Kripto paralar dünyayı kasıp kavuruyor. Satoshi Nakamoto isimli meçhul kişi veya kişilerin merkeziyetsiz ve dijital para hayaliyle dünyaya duyurdukları bu fikir son birkaç yılda çıtayı epey yükseltti. Sadece Bitcoin değil, bu fikirden ilhamla piyasa sürülen pek çok farklı coin de borsalarda alınıp satılıyor.
Bendeniz kripto paraların, özellikle de finansal özgürlük söz konusu olduğunda, bir yatırım aracından fazlası olduğuna inananlardanım.
Fakat bir nesneyi para yapan en önemli özelliklerden biri de hem alıcı hem de satıcı tarafında kabul gören bir nesne olması.
Geleneksel para birimlerini konuştuğumuzda üç aşağı beş yukarı piyasaya yayılmasının yolları bellidir. Merkez bankası tarafından belirli bir rezerv, genellikle de altın rezervi baz alınarak basılan bu paralar devletler eliyle, mesela memurlara maaş olarak yahut bankalar eliyle kredi kullanımı gibi yollarla piyasaya sürülürler.
Peki konu kripto paralar olduğunda bunu yaygınlaştırmak nasıl mümkün oluyor? Aslında birden fazla yöntemden söz etmek mümkün. Bitcoin ve benzerleri bu kripto paraları belirli seviyedeki bir matematik probleminin madenciler olarak bilinen (miner) kişiler tarafından çözülmesi sonucunda ödül olarak dağıtılıyorlar. Böylece bu kripto paralar piyasaya yayılmış oluyor.

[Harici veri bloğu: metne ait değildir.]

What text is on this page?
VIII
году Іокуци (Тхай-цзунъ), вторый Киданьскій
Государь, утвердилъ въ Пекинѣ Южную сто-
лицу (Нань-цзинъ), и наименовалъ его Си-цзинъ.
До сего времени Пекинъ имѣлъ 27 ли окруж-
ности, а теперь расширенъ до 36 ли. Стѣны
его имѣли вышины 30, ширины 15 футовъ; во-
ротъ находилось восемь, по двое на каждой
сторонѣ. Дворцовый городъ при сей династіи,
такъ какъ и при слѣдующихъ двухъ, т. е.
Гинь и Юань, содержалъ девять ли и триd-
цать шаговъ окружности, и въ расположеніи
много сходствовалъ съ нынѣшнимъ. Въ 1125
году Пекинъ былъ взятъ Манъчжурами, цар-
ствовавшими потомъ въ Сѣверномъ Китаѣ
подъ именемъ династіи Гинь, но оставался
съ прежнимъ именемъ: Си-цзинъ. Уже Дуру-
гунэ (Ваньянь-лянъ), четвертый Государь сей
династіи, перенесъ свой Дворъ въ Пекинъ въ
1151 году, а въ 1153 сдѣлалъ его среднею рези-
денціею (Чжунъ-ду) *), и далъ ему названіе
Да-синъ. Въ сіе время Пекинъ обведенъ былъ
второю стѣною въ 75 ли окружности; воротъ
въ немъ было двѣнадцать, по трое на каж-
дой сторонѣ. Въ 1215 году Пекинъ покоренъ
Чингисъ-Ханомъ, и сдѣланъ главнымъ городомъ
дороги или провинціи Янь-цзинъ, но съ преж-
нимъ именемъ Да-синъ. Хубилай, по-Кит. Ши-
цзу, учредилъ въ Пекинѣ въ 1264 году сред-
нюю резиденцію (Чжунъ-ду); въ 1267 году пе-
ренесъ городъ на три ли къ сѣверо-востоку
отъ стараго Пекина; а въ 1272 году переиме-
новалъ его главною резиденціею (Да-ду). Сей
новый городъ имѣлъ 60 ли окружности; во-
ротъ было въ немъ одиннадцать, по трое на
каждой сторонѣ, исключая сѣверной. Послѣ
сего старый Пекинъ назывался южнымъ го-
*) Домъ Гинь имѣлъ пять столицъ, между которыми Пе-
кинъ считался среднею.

Örneğin an itibariyle Bitcoin’de bir bloğu işleyen madencilere dağıtılan rakam 12.5 coin, bu yakın bir zamanda 6.25 coin’e düşecek. Bir Bitcoin’in değerinin an itibariyle 7 bin 440 dolar yani 44 bin 265 TL olduğu düşünülürse madenciler epey kazanıyor, diyebiliriz. Fakat çözülmesi gereken problemin güçlüğü her gün artıyor, dolayısıyla madenciler bu işe daha fazla kaynak yatırıp daha güçlü donanımlara sahip olmak zorundalar. Üstelik madenciler artık tekil makineler değil, yüzlerce makineyle bu problemleri dağıtık bir şekilde çözüyorlar. Bu işlemler sonucunda sarf edilen muazzam elektrik de cabası.
Bu mekanizmaya PoW yani Proof of Work deniyor. Yakın bir tarihte Ethereum (başka bir blockchain platformu) PoW yerine Proof of Stake olarak bilinen fikirbirliği algoritması ile dağıtımı gerçekleştirecek.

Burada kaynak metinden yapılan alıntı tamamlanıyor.